Policy put in place. Mixed macro data with some signs of recovery

The past month has witnessed a renewed dovishness emerge from the US Federal Reserve (Fed) and the European Central Bank (ECB). Each is moving closer to the market-implied monetary path, and by doing so, both are causing markets to have even lower expectations. This supplementary easing intends to answer the macroeconomic data disappointment, which has largely been driven by external factors, at least so far. It also comes at a time of either stubbornly low inflation (in the Eurozone) or increased acceptance of inflation catch-up (in the US), after a long period of sub-target inflation.

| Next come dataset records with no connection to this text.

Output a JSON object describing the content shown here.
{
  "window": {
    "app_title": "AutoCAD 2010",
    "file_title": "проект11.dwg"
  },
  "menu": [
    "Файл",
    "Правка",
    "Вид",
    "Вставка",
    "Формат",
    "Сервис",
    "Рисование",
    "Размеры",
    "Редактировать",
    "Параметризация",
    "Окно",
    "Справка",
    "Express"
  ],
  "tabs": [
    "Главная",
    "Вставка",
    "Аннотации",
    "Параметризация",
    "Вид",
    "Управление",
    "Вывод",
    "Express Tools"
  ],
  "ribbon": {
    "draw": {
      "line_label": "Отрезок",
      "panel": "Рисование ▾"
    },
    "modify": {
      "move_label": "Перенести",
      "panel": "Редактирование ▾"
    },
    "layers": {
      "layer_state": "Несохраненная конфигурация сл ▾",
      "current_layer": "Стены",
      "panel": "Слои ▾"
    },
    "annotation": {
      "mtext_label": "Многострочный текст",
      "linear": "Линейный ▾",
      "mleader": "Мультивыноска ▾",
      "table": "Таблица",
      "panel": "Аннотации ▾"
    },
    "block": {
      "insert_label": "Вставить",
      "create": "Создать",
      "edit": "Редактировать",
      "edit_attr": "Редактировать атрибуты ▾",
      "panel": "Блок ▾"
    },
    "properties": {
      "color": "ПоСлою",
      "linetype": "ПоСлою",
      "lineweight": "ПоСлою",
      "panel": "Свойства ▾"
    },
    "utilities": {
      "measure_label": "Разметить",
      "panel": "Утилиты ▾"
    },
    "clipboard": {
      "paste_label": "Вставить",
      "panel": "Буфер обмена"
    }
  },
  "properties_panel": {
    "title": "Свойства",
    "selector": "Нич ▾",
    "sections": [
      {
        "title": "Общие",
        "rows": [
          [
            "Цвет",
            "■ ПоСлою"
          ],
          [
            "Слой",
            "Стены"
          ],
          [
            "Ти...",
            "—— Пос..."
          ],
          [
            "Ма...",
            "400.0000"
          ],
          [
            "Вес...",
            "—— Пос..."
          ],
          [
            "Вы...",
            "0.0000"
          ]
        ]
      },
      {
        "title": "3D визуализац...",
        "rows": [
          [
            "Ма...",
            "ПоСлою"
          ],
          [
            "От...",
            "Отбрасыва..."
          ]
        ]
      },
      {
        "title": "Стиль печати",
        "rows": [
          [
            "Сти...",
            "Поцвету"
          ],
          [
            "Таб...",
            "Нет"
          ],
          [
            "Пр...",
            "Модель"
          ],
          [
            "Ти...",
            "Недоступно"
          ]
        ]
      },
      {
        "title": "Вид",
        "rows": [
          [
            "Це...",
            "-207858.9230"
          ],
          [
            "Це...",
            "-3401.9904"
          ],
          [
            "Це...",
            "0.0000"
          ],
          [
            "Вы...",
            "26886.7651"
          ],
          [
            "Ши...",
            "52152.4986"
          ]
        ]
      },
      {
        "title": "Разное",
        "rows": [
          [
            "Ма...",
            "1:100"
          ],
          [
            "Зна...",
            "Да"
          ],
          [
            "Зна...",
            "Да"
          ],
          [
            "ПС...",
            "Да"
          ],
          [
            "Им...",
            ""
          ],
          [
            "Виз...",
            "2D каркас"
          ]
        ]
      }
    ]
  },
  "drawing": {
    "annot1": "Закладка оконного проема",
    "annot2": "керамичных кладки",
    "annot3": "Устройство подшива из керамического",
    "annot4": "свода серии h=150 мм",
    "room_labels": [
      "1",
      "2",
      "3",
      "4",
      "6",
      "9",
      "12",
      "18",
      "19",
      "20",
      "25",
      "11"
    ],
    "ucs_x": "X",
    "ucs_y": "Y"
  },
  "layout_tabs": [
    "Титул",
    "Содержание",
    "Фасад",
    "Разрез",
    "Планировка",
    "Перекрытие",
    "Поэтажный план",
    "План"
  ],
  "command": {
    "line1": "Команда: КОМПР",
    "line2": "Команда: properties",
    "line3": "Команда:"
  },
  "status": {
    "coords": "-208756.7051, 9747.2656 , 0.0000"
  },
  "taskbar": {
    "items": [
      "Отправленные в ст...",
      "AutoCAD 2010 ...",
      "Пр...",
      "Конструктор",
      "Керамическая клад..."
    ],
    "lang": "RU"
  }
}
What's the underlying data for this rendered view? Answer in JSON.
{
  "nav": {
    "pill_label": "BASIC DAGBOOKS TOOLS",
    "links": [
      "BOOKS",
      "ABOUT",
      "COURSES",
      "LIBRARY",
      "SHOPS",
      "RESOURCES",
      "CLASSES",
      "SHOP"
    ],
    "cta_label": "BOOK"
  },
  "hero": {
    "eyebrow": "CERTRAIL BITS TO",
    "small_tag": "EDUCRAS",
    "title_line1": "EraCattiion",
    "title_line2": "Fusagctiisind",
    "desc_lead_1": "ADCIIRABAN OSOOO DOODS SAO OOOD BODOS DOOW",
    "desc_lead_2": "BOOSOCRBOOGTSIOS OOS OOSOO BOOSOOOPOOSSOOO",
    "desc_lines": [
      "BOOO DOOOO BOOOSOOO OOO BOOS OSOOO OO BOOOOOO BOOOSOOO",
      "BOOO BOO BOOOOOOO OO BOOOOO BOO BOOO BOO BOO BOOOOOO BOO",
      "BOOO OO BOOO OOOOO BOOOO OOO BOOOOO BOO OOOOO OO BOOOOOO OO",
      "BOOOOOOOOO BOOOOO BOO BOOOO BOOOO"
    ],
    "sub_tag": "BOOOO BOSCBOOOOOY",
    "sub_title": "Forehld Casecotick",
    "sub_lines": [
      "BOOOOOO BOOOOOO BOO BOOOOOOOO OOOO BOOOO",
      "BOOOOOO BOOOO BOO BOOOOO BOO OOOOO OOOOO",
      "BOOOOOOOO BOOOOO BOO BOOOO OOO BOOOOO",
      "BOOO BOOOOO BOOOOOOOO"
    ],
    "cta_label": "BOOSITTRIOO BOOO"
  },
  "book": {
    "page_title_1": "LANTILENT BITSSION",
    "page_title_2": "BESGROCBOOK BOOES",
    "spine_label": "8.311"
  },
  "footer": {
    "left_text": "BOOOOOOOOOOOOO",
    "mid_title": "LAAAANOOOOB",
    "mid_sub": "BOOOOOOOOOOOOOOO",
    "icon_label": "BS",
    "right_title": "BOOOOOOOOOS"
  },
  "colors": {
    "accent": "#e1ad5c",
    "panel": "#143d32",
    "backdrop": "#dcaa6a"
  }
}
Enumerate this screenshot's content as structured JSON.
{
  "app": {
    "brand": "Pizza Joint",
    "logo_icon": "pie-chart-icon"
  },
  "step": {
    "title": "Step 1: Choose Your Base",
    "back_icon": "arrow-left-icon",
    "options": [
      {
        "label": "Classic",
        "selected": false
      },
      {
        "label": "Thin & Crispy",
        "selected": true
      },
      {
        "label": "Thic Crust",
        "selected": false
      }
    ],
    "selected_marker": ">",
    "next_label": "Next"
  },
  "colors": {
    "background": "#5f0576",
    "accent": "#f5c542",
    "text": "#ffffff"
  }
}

Meanwhile, some tentative signs have been emerging, confirming our expectations of sequential activity acceleration – in China first, then Japan and the Eurozone, whilst the US economic slowdown so far matches our relatively benign outlook. For example, China’s latest Purchasing Managers Index (PMI) delivered a positive surprise, with a broad-based rebound in both the National Bureau of Statistics of China (NBS) and Caixin PMIs, to respective six-month and eight-month highs. In the Eurozone, whilst PMIs were disappointing, national business surveys i.e. ZEW, Ifo in Germany and Insee in France, were more upbeat.

Altogether, we maintain our expectation that the global policy put (from more dovish central banks to fiscal stimuli in China and most Eurozone member states) will be enough, and not too late, to sustain these encouraging signs of a rebound. But we do acknowledge that all the data, is not so optimistic.